O, the luxury!

No sooner fixed than in the field! This combo of little riding mower and old snowmobile trailer is possibly my favorite tiny farming tool, a decadent* alternative to walking up and down the garden plot.

Around here, you can walk miles in a day, especially if you forget things and have to go back—although, walking around, taking different routes each time to check stuff out, is one of the big pleasures, too… What a simple life. :)

Anyhow, after trying a couple of different garden utility belts, overalls with 50 pockets, and a pull-along garden cart, nothing has come close to being able to toss all the stuff you need onto the trailer and go.
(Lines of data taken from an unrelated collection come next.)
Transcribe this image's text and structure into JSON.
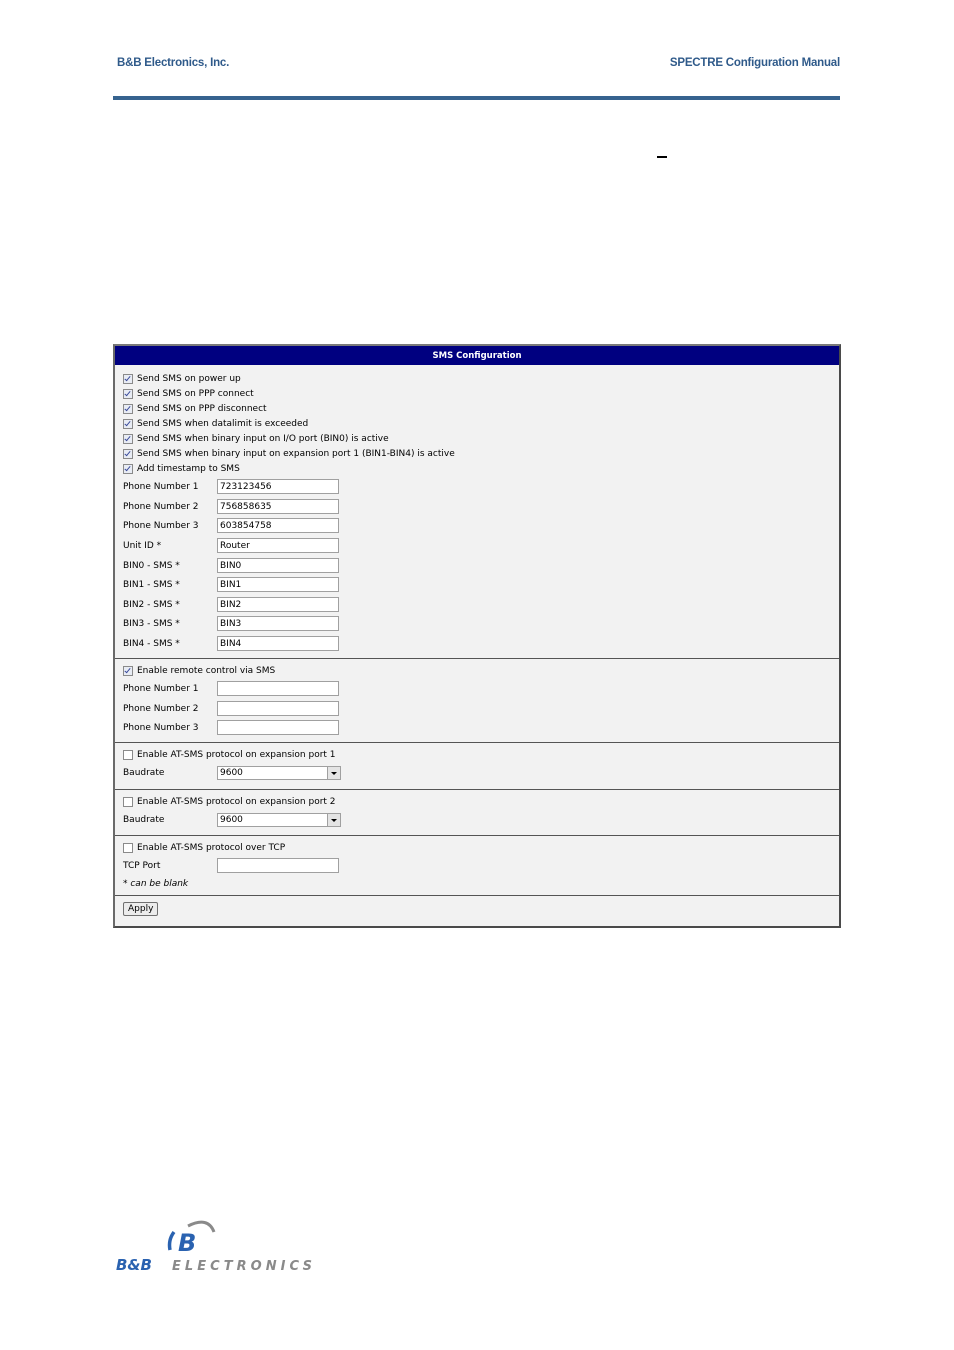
{
  "header": {
    "company": "B&B Electronics, Inc.",
    "manual_title": "SPECTRE Configuration Manual"
  },
  "panel": {
    "title": "SMS Configuration",
    "checkboxes": [
      {
        "label": "Send SMS on power up",
        "checked": true
      },
      {
        "label": "Send SMS on PPP connect",
        "checked": true
      },
      {
        "label": "Send SMS on PPP disconnect",
        "checked": true
      },
      {
        "label": "Send SMS when datalimit is exceeded",
        "checked": true
      },
      {
        "label": "Send SMS when binary input on I/O port (BIN0) is active",
        "checked": true
      },
      {
        "label": "Send SMS when binary input on expansion port 1 (BIN1-BIN4) is active",
        "checked": true
      },
      {
        "label": "Add timestamp to SMS",
        "checked": true
      }
    ],
    "fields": [
      {
        "label": "Phone Number 1",
        "value": "723123456"
      },
      {
        "label": "Phone Number 2",
        "value": "756858635"
      },
      {
        "label": "Phone Number 3",
        "value": "603854758"
      },
      {
        "label": "Unit ID *",
        "value": "Router"
      },
      {
        "label": "BIN0 - SMS *",
        "value": "BIN0"
      },
      {
        "label": "BIN1 - SMS *",
        "value": "BIN1"
      },
      {
        "label": "BIN2 - SMS *",
        "value": "BIN2"
      },
      {
        "label": "BIN3 - SMS *",
        "value": "BIN3"
      },
      {
        "label": "BIN4 - SMS *",
        "value": "BIN4"
      }
    ],
    "remote": {
      "checkbox_label": "Enable remote control via SMS",
      "checked": true,
      "fields": [
        {
          "label": "Phone Number 1",
          "value": ""
        },
        {
          "label": "Phone Number 2",
          "value": ""
        },
        {
          "label": "Phone Number 3",
          "value": ""
        }
      ]
    },
    "port1": {
      "checkbox_label": "Enable AT-SMS protocol on expansion port 1",
      "checked": false,
      "baud_label": "Baudrate",
      "baud_value": "9600"
    },
    "port2": {
      "checkbox_label": "Enable AT-SMS protocol on expansion port 2",
      "checked": false,
      "baud_label": "Baudrate",
      "baud_value": "9600"
    },
    "tcp": {
      "checkbox_label": "Enable AT-SMS protocol over TCP",
      "checked": false,
      "port_label": "TCP Port",
      "port_value": "",
      "note": "* can be blank"
    },
    "apply_label": "Apply"
  },
  "footer": {
    "logo_letter": "B",
    "logo_text_left": "B&B",
    "logo_text_right": "ELECTRONICS"
  }
}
I use it whenever there’s too much to carry. Here, I’ve just finished the second seeding of mesclun and spinach, four beds each (on the trailer: Earthway seeders with plates in the coffee can, my most used rake, measuring tape and stakes for marking new beds, a pail for rocks, and seed in the green trug; the empty trays just happen to be there).
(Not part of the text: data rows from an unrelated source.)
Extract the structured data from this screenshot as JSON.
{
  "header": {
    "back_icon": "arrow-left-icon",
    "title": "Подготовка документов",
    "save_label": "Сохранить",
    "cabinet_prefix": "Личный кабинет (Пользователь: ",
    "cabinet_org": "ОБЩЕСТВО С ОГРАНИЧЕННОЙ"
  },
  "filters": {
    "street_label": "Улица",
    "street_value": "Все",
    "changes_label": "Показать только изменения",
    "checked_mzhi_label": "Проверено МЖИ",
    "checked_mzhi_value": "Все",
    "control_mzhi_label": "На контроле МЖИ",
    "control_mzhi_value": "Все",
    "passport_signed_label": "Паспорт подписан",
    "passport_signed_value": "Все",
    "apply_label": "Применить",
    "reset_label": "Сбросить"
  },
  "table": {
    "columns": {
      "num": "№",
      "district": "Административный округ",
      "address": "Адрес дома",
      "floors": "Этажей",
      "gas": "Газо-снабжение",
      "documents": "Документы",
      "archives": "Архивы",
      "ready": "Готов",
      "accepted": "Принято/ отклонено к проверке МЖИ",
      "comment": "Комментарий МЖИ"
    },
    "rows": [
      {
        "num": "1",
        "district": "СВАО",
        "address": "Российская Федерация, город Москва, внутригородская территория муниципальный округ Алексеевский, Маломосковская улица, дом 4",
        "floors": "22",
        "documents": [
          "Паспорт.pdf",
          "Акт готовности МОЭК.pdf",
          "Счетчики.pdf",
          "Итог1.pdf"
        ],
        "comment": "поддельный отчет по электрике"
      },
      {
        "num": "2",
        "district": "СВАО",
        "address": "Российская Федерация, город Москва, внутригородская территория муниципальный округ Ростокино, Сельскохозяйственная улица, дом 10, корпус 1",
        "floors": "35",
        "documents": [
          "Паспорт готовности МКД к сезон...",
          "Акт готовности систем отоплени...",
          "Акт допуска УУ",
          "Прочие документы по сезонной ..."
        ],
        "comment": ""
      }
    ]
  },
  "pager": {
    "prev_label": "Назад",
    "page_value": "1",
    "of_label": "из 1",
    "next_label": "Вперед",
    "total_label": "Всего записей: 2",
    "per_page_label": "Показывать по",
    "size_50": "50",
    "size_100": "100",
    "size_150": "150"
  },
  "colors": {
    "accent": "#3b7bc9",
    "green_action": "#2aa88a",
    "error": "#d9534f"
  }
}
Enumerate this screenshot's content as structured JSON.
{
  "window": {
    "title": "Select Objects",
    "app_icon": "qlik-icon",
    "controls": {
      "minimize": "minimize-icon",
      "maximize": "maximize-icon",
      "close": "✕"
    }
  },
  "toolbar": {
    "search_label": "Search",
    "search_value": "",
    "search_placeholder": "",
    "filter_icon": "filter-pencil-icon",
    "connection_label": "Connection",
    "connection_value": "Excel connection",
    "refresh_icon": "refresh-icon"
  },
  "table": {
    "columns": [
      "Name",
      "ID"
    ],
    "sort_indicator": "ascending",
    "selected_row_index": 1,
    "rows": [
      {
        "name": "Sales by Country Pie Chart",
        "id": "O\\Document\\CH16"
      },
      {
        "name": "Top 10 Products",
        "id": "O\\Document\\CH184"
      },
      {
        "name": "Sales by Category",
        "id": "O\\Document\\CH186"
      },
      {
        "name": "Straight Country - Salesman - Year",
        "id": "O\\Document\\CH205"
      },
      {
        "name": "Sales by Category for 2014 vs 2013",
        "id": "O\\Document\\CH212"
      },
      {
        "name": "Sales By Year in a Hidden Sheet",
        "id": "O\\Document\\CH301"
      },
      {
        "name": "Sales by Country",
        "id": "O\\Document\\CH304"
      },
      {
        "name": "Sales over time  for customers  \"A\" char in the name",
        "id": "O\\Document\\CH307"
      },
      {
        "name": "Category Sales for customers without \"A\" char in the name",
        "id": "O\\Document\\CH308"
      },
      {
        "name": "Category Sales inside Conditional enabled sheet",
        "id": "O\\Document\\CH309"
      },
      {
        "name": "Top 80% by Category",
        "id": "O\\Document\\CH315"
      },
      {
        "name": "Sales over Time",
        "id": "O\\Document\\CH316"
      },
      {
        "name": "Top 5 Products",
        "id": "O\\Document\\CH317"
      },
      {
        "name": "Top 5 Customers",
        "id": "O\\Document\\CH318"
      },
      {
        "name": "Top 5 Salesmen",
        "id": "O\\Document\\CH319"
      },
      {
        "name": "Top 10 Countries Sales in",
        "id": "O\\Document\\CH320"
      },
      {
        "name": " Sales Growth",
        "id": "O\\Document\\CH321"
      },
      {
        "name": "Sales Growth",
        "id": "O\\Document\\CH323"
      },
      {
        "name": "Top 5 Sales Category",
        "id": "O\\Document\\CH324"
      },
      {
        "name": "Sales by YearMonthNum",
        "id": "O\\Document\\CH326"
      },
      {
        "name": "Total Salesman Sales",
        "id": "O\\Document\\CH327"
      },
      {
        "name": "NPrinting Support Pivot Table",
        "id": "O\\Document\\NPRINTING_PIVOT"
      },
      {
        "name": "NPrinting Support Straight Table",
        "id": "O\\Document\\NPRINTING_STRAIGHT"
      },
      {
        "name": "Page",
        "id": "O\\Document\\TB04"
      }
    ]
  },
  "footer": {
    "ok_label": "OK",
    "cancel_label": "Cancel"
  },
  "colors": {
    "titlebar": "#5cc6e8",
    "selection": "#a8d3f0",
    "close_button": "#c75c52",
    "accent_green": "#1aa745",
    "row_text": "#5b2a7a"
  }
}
Up until I took this pic, it was a gloriously sunny day, after three days or so of cloud and drizzle (which added up to 20cm of rain). Little luxuries.
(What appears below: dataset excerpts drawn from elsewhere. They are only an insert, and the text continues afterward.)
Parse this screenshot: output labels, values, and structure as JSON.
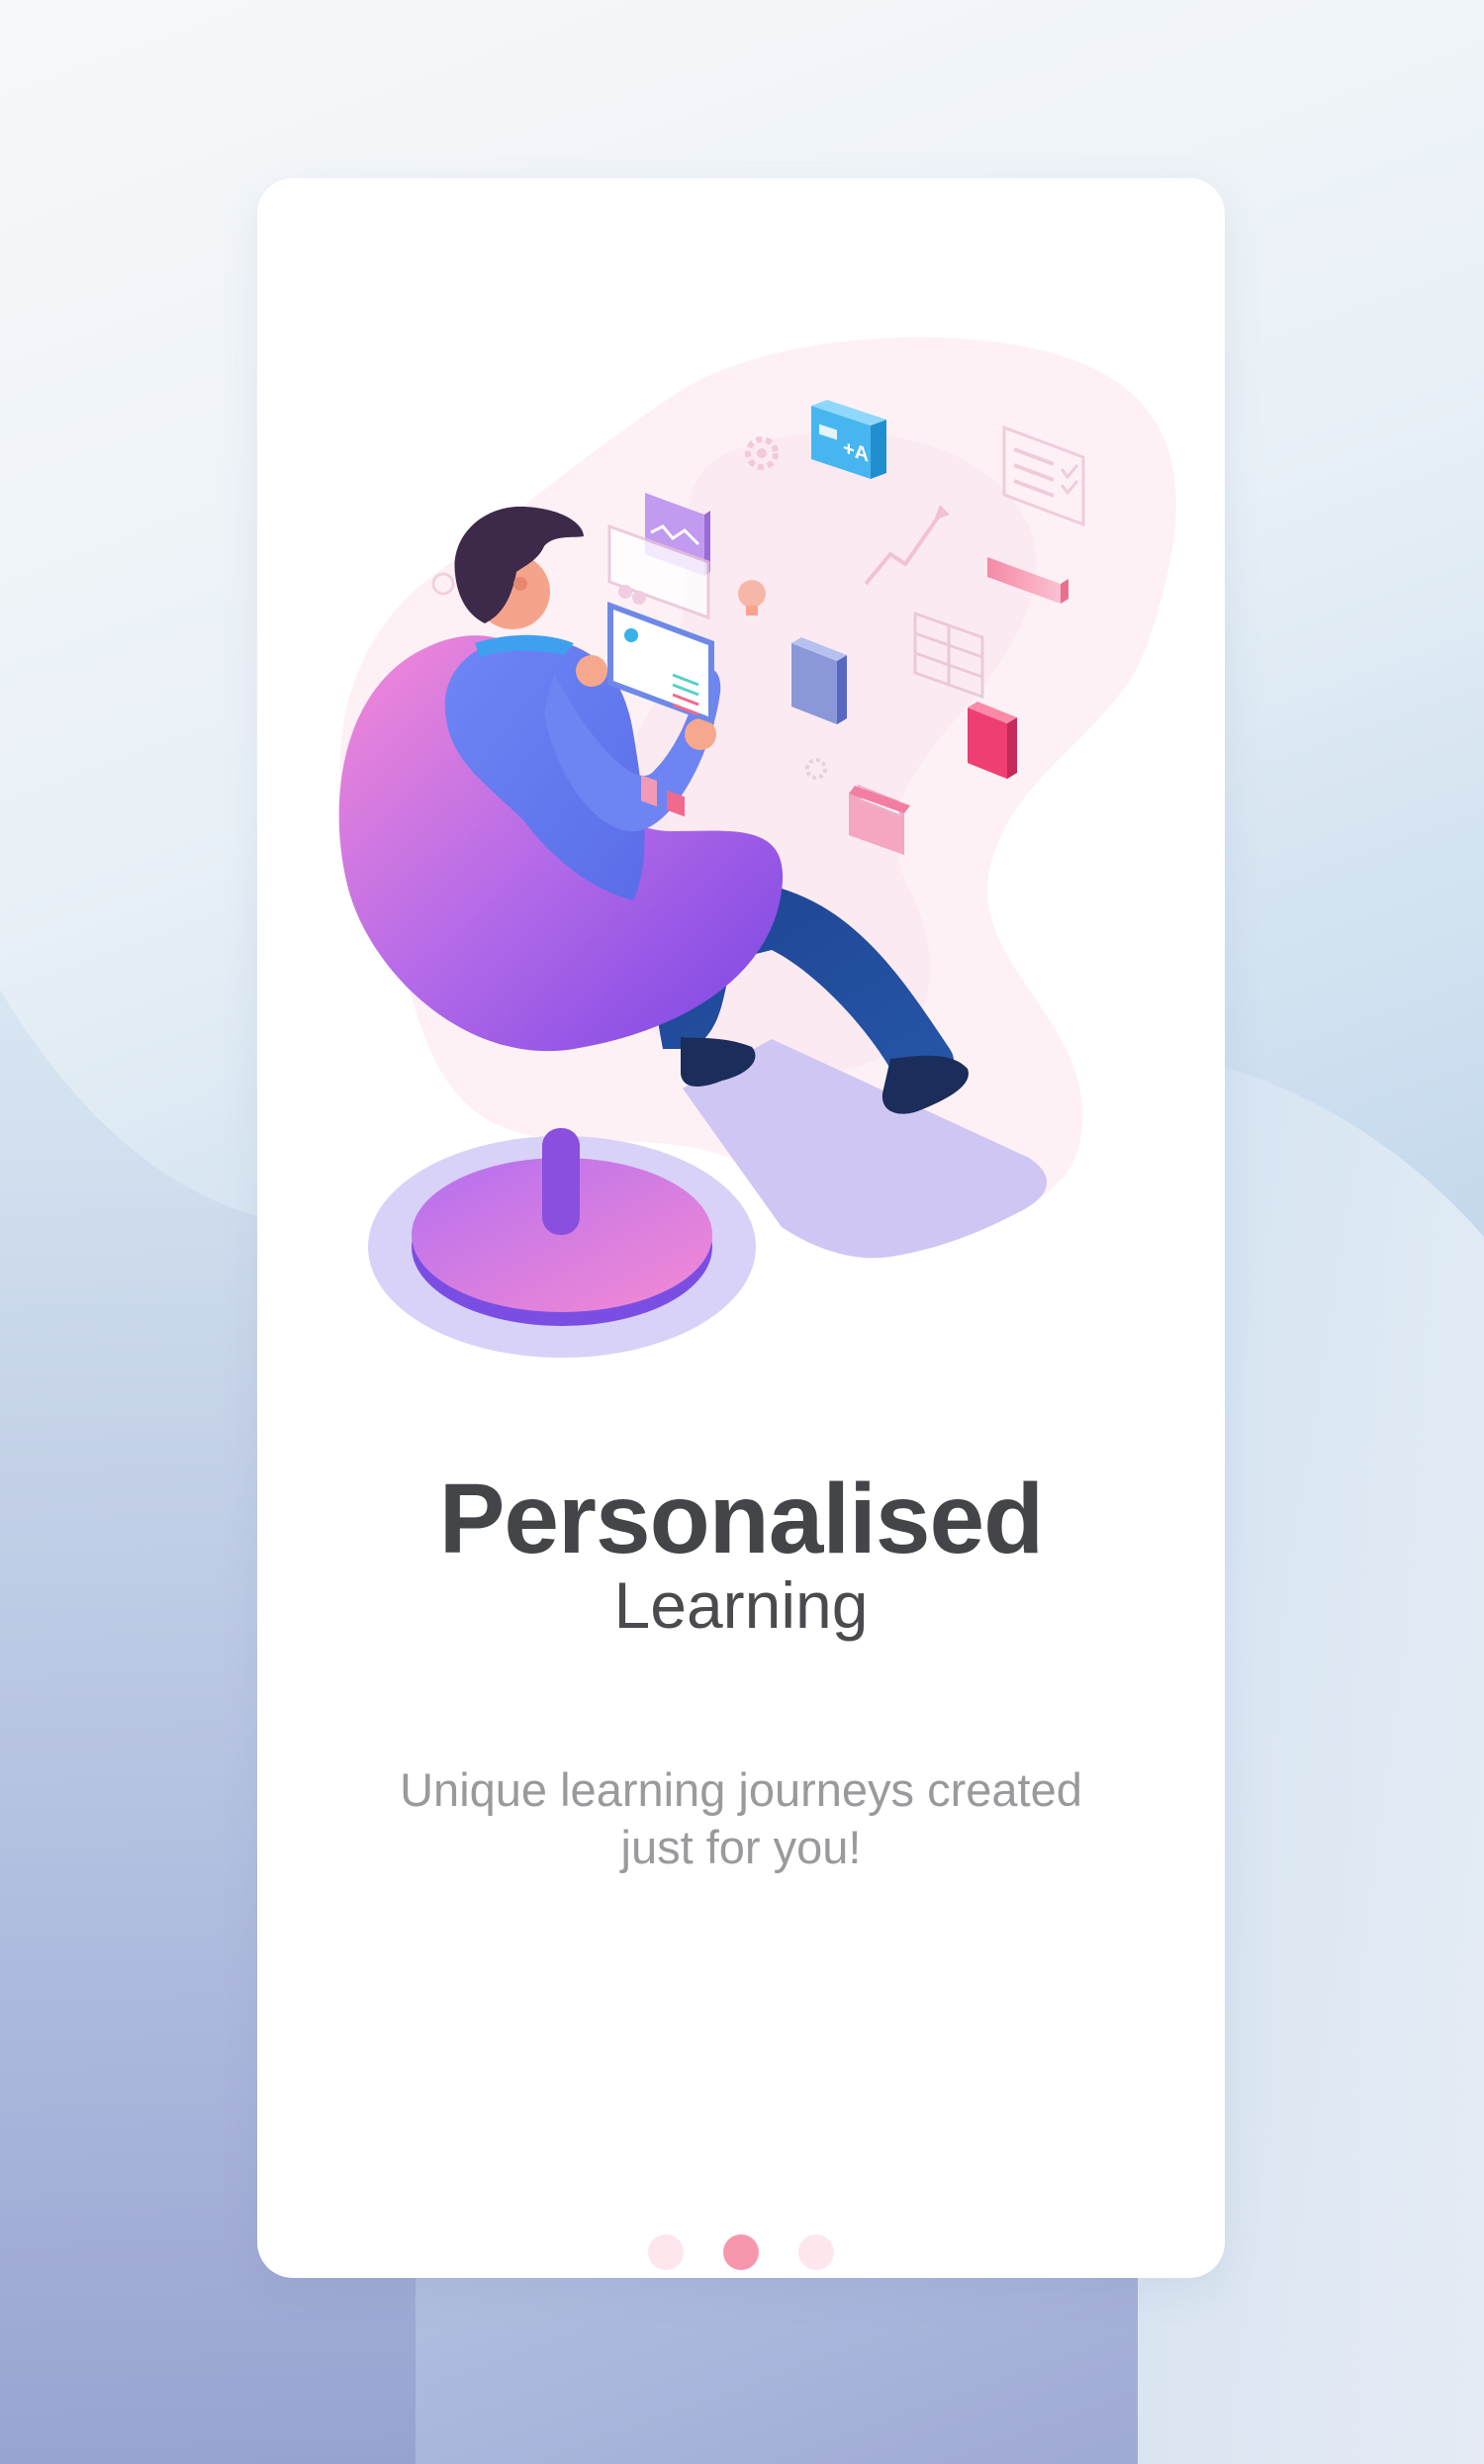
{
  "onboarding": {
    "title": "Personalised",
    "subtitle": "Learning",
    "description": "Unique learning journeys created just for you!",
    "illustration_icon": "person-in-chair-with-tablet-illustration",
    "pagination": {
      "total": 3,
      "active": 2
    }
  },
  "colors": {
    "title": "#444549",
    "description": "#9a9a9e",
    "dot_active": "#f797ad",
    "dot_inactive": "#fde6ec",
    "chair": "#a95ee6",
    "shirt": "#5f7df2",
    "pants": "#1e4f99"
  }
}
*The mower is actually pretty energy efficient: it uses maybe 30 gallons (114 l) of gas in an entire season, and that includes mowing paths and hauling harvests.

Carrot science

Welcome to my carrot lab! Carrots have been my biggest early spring headache. In cool weather, they take forever to germinate, 2 or 3 weeks, and by that time, the chance of weed competition is pretty good, and just about anything growing around the tiny seedlings makes excruciatingly time-consuming surgical hand weeding a necessity. What to do? Last year, I tried IRT (plastic) mulch over the bed. This worked great, heating up the soil, speeding germination to 7 days, and keeping weeds down. Problem was, miss the germination window (when a good number have emerged) by a few hours or a day, and the seedlings got toasted in the heat. Too delicate a balance. So, a new approach, something I’d read about. It involves a double layer of (untreated!) burlap. Simple. The burlap acts as a mulch to retain moisture and increase soil temperature, and it also allows in water and some light. What could be easier?!?! Now, all it has to do is WORK! (Update: it worked like a charm…)

The spreader

Last of the big machine work! Bob using the spreader to drop off a pile of compost for distribution by shovel (shot two days ago). There is something really satisfying in this crazy world about technology that is straightforward, like a giant fan-blade device for tossing manure far and wide! Today, I finished rototilling the new section, ending the main tractor work. From here, most of the fieldwork is done by hand—the biggest machine is the little Kubota. Later on in the day, it rained, only 5mm but enough to save hours of watering-in newly seeded beds. Time to start keeping track of the rain…

Garlic, now!

Garlic is shooting up once again. Although we’re only five days into a nice warm weather stretch, this year’s crop of Music seems to be at almost the same place as last year’s garlic in the all-mild April of 2006. You can see it growing by the day. Elsewhere in the field, things are moving ahead faster and with more on the go than ever before, with Conall (the all-new organic grower) picking up new field skills practically by the hour. Let’s see how things continue to shape up!

Get it in, get it done!

Conall, the all-new organic grower, starting from scratch as our first full-season, full-timer, waters in transplants. Today we set out three more beds of brassicas—so far, there’s cauliflower, broccoli, Brussels sprouts, bok choi—prepared beds for a dozen more crops, set up the irrigation pump for the season, cleaned out the winter storage area of the barn, turned the composting windrow….and more. Still, it’s the rush-to-get-it-in-get-it-done time of the year, and the days never seem long enough (although, they’re getting longer!!).

First field transplant of the year

This little Jade Cross Brussels sprouts seedling, only four weeks old, is first into the open field. The weather remains pretty well perfect, warm and sunny, and we’re steadily chipping away at the list of crops waiting to be started right away. Today, besides the Brussels sprouts, the first three beds of mesclun, and a whole lot of bed preparation!